The court, an appellate court, * * * the defendant, the defendant's counsel, the prosecutor who is handling the prosecution of the case against the defendant, * * * may inspect, receive copies of, retain copies of, and use a presentence investigation report * * * only for the purposes of or only as authorized by Criminal Rule 32.2 or this section, division (F)(1) of section 2953.08, section 2947.06, or another section of the Revised Code.

{¶ 11} Moreover, in accordance with R.C. 2951.03(D)(2), the defendant, the defendant's counsel, and the prosecutor may not make copies of the report and must return all copies of the report to the court “[i]mmediately following the imposition of sentence upon the defendant,” and, pursuant to R.C. 2951.03(D)(3), the “court or other authorized holder of the report * * * shall retain the report * * * under seal,” except when it is being used for specified purposes.

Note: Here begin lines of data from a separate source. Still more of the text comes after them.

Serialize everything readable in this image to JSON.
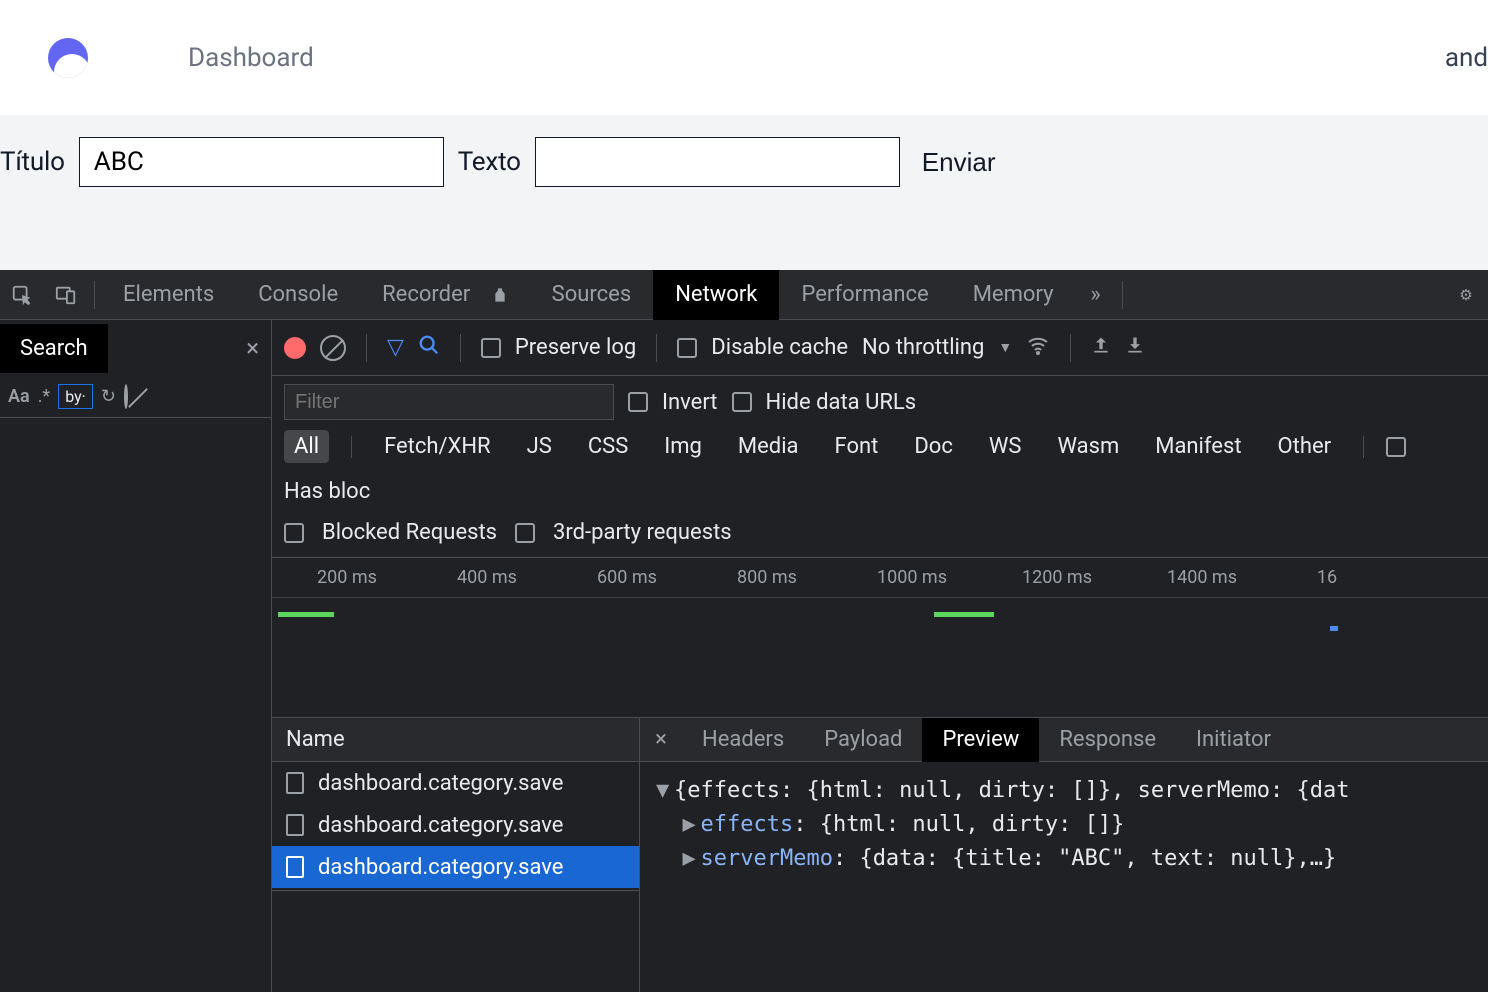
{
  "header": {
    "brand": "Dashboard",
    "right_text": "and"
  },
  "form": {
    "titulo_label": "Título",
    "titulo_value": "ABC",
    "texto_label": "Texto",
    "texto_value": "",
    "submit_label": "Enviar"
  },
  "devtools": {
    "tabs": {
      "elements": "Elements",
      "console": "Console",
      "recorder": "Recorder",
      "sources": "Sources",
      "network": "Network",
      "performance": "Performance",
      "memory": "Memory"
    },
    "search_panel": {
      "title": "Search",
      "aa": "Aa",
      "regex": ".*",
      "by": "by·"
    },
    "net_toolbar": {
      "preserve_log": "Preserve log",
      "disable_cache": "Disable cache",
      "throttling": "No throttling",
      "filter_placeholder": "Filter",
      "invert": "Invert",
      "hide_data_urls": "Hide data URLs",
      "has_blocked": "Has bloc",
      "blocked_requests": "Blocked Requests",
      "third_party": "3rd-party requests"
    },
    "net_filters": {
      "all": "All",
      "fetchxhr": "Fetch/XHR",
      "js": "JS",
      "css": "CSS",
      "img": "Img",
      "media": "Media",
      "font": "Font",
      "doc": "Doc",
      "ws": "WS",
      "wasm": "Wasm",
      "manifest": "Manifest",
      "other": "Other"
    },
    "timeline_ticks": [
      "200 ms",
      "400 ms",
      "600 ms",
      "800 ms",
      "1000 ms",
      "1200 ms",
      "1400 ms",
      "16"
    ],
    "request_list": {
      "header": "Name",
      "rows": [
        {
          "name": "dashboard.category.save",
          "selected": false
        },
        {
          "name": "dashboard.category.save",
          "selected": false
        },
        {
          "name": "dashboard.category.save",
          "selected": true
        }
      ]
    },
    "detail_tabs": {
      "headers": "Headers",
      "payload": "Payload",
      "preview": "Preview",
      "response": "Response",
      "initiator": "Initiator"
    },
    "preview": {
      "line1": "{effects: {html: null, dirty: []}, serverMemo: {dat",
      "effects_key": "effects",
      "effects_val": ": {html: null, dirty: []}",
      "servermemo_key": "serverMemo",
      "servermemo_val": ": {data: {title: \"ABC\", text: null},…}"
    }
  }
}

{¶ 12} R.C. 2953.08(F)(1) provides that a presentence investigation report is part of the record to be reviewed on an appeal of a sentence under that statute; it also provides that during such an appeal, an appellate court must comply with R.C. 2951.03(D)(3) when not using the report and that the appellate court's use of the report does not affect the otherwise confidential nature of its contents or make it a public record.

{¶ 13} Construing R.C. 2951.03 and 2953.08(F)(1) to preclude appellate counsel from accessing the presentence investigation report may implicate constitutional concerns of due process and/or the right to effective assistance of appellate counsel on a first appeal as of right. See generally Evitts v. Lucey, 469 U.S. 387, 396, 105 S.Ct. 830, 83 L.Ed.2d 821 (1985) (“A first appeal as of right * * * is not adjudicated in accord with due process of law if the appellant does not have the effective assistance of an attorney”); State v. Hutton, 100 Ohio St.3d 176, 2003–Ohio–5607, 797 N.E.2d 948, ¶ 33 (“A convicted defendant is entitled to the effective assistance of counsel on his first appeal as of right”). More specifically, barring appellate counsel from accessing a presentence investigation report relied upon by the trial court would deny an appellant “a fair opportunity to obtain an adjudication on the merits of his appeal,” Evitts at 405, because it would restrain counsel's ability to fully investigate and determine potential issues for appeal.

{¶ 14} Because of concerns for due process and the right to effective assistance of counsel on an appeal, and because the term “defendant's counsel” as used in R.C. 2951.03(D)(1) includes both a defendant's trial counsel and a defendant's appellate counsel, we answer the certified question in the affirmative and permit newly appointed appellate counsel to have access to a presentence investigation report upon a proper showing therefor, subject to similar restrictions as contained in R.C. 2951.03 and 2953.08(F)(1) and any further directives of the appellate court.

Conclusion

{¶ 15} Because we conclude that Johnson's appellate counsel may have access to the presentence investigation report pursuant to R.C. 2951.03 pursuant to a demonstration of need therefor, we reverse the judgment of the Twelfth District Court of Appeals and order the appellate court to provide Johnson's appellate counsel access to the presentence investigation report subject to similar restrictions as contained in R.C. 2951.03 and 2953.08(F)(1) and any further directives of the appellate court.

Judgment reversed and cause remanded.

O'DONNELL, J.

O'CONNOR, C.J., and PFEIFER, LANZINGER, KENNEDY, and O'NEILL, JJ., concur.French, J., concurs in judgment only.